Les effets les plus souvent rapportés sont les suivants : troubles digestifs, avec nausées, diarrhée, ballonnements et crampes, coloration verte ou noire des selles, maux de tête, fatigue ou étourdissements, douleurs musculaires, légère fièvre en début de cure, éruptions cutanées, troubles du sommeil et réactions allergiques pouvant aller jusqu’à l’urticaire ou à des manifestations de type asthmatique.

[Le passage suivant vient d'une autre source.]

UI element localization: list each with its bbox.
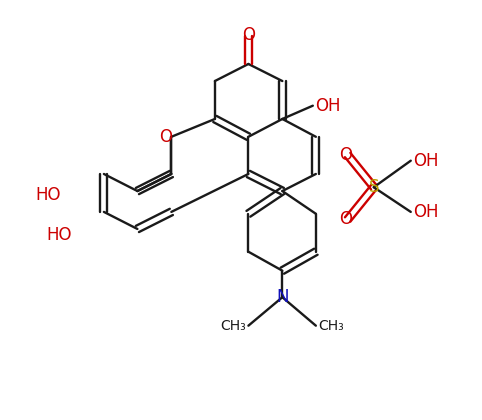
Text: O: O: [339, 210, 352, 228]
Text: O: O: [159, 128, 172, 146]
Text: S: S: [369, 178, 379, 196]
Text: HO: HO: [46, 226, 71, 244]
Text: HO: HO: [35, 186, 61, 204]
Text: N: N: [276, 288, 289, 306]
Text: O: O: [242, 26, 255, 44]
Text: OH: OH: [315, 97, 340, 115]
Text: CH₃: CH₃: [221, 319, 246, 333]
Text: O: O: [339, 146, 352, 164]
Text: CH₃: CH₃: [318, 319, 344, 333]
Text: OH: OH: [413, 152, 438, 170]
Text: OH: OH: [413, 203, 438, 221]
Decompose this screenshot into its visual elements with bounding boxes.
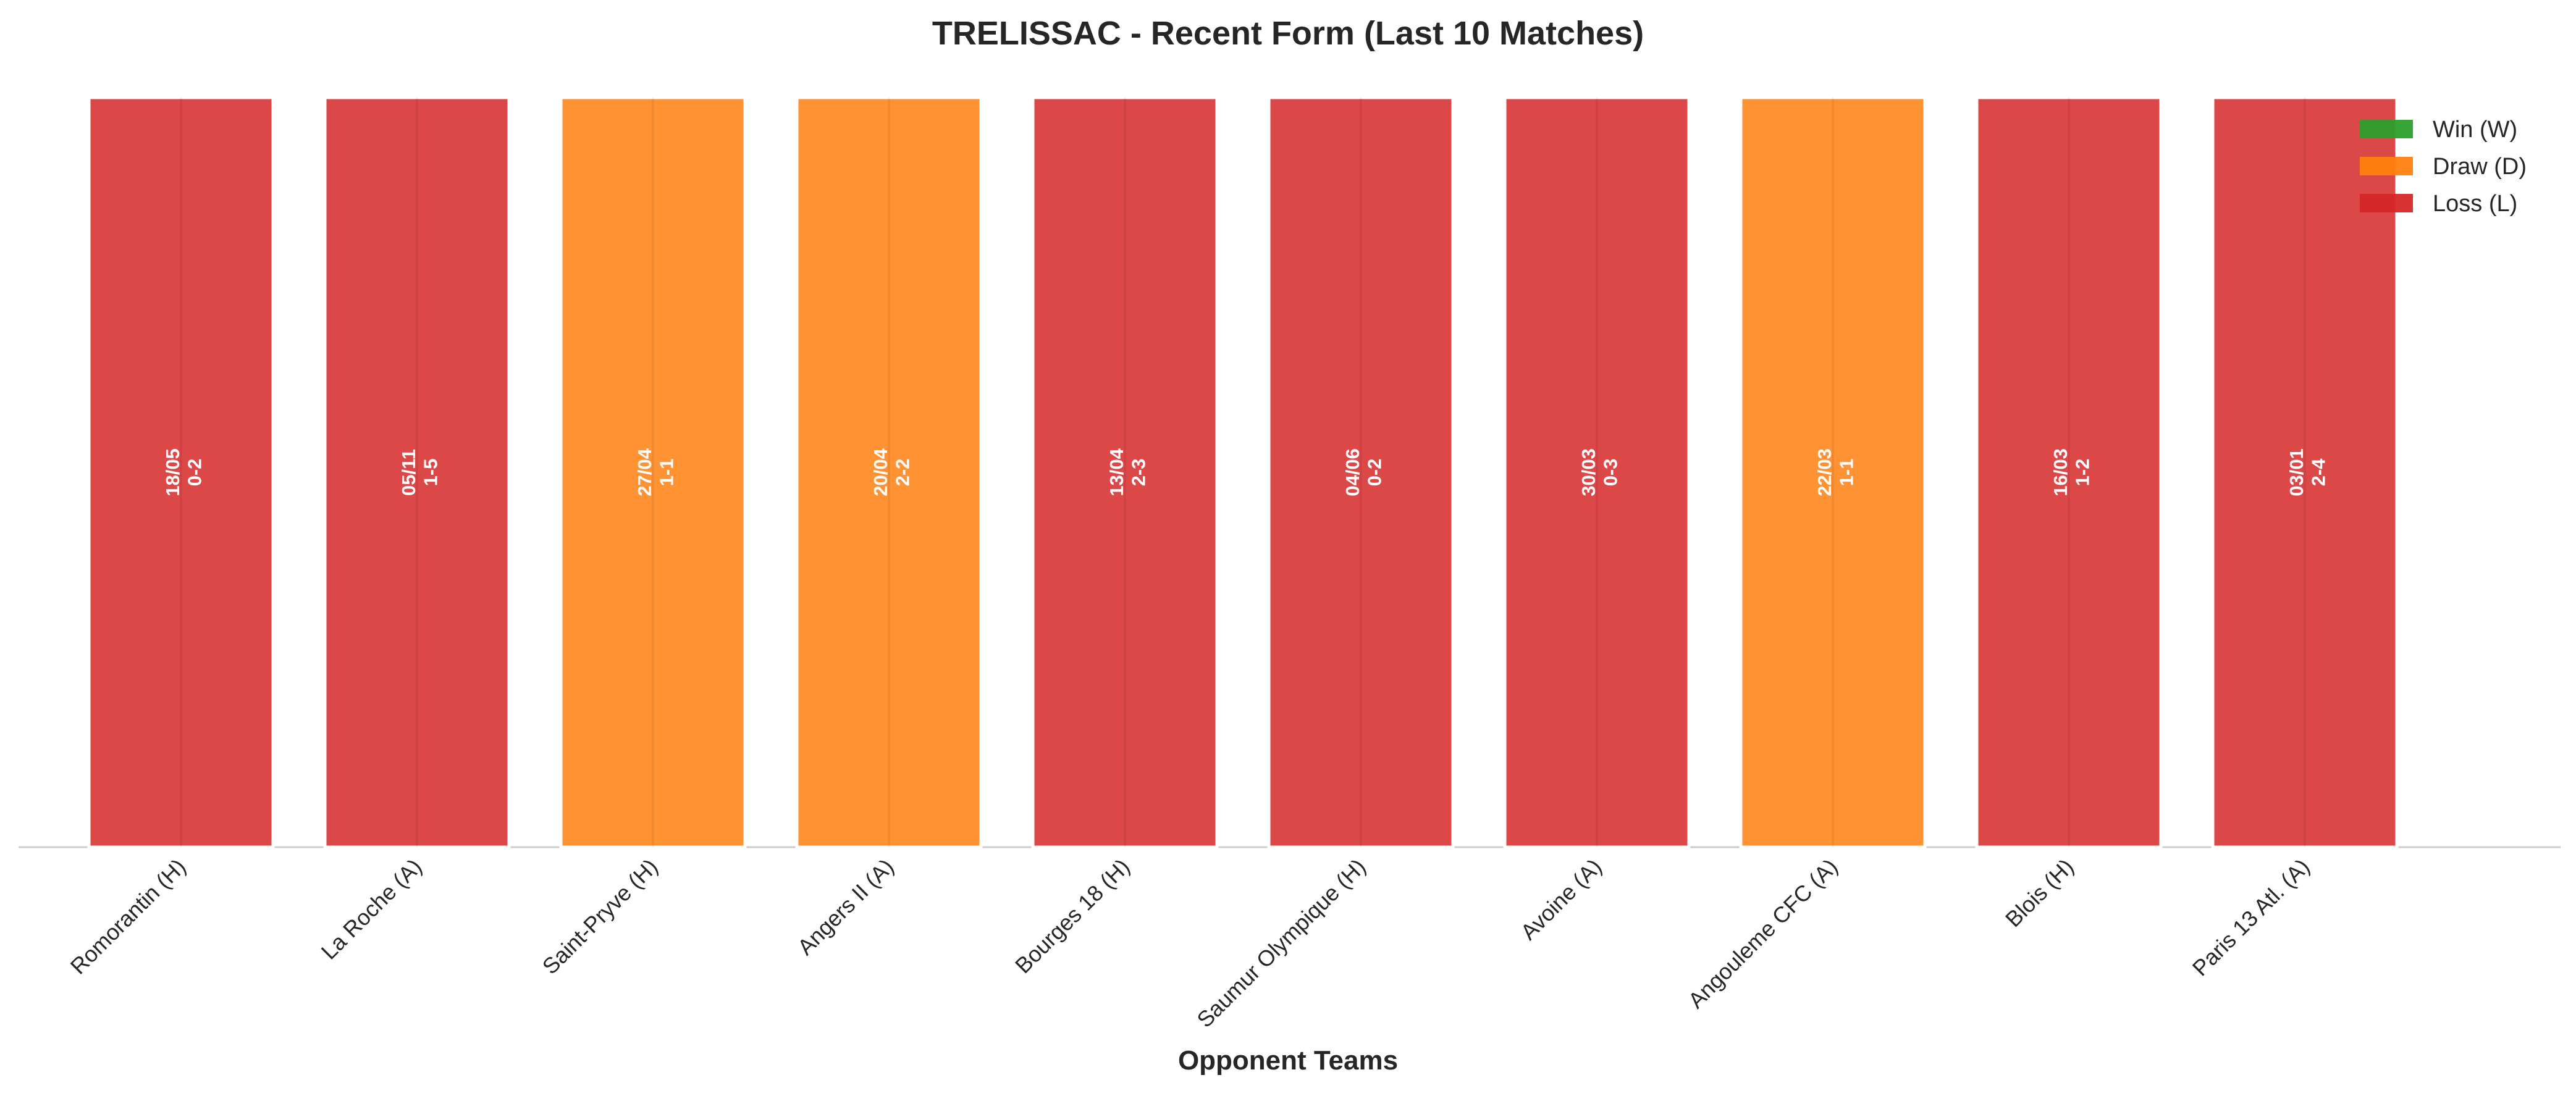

Ces symptômes apparaissent surtout au démarrage ou après une augmentation trop rapide de la posologie. En pratique, une prise progressive, à partir d’environ 1 gramme par jour puis 1 gramme de plus par semaine, améliore nettement la tolérance et limite l’inconfort passager.
Qui ne doit pas prendre de spiruline ?
Certaines situations imposent de l’éviter ou de demander l’avis d’un médecin avant toute prise. Les principales contre-indications concernent la phénylcétonurie, l’hémochromatose et l’insuffisance rénale sévère.
La même précaution vaut en cas de maladies auto-immunes, de goutte, de calculs rénaux, d’hyperparathyroïdie ou de traitement anticoagulant. Les personnes allergiques aux algues, ou déjà sujettes à des réactions allergiques, doivent aussi rester prudentes : la tolérance dépend d’abord de l’évaluation du terrain individuel.
Les femmes enceintes et les enfants de moins de 6 ans relèvent d’une vigilance renforcée. En cas de doute, l’avis d’un médecin s’impose avant toute prise.
Comment distinguer une spiruline sûre d’une spiruline dangereuse ?
Le sujet spiruline danger concerne d’abord l’origine et le contrôle de la matière première. Une spiruline de qualité présente un taux de phycocyanine supérieur à 12 %, idéalement entre 15 et 20 %, une couleur vert foncé homogène, sans reflets jaunâtres, ainsi que des analyses indépendantes récentes portant sur les métaux lourds, les cyanotoxines, d’autres toxines, les pesticides et les hydrocarbures.
À l’inverse, une odeur anormale, une teinte pâle ou l’absence de certification sérieuse peuvent orienter vers une spiruline contaminée. La différence se joue sur la traçabilité : la certification Bio impose un cadre de production et de contrôle lisible à chaque étape.
La spiruline du Burkina issue d’une production Bio, en bassins fermés avec séchage contrôlé sous 40 °C, répond précisément à cette exigence.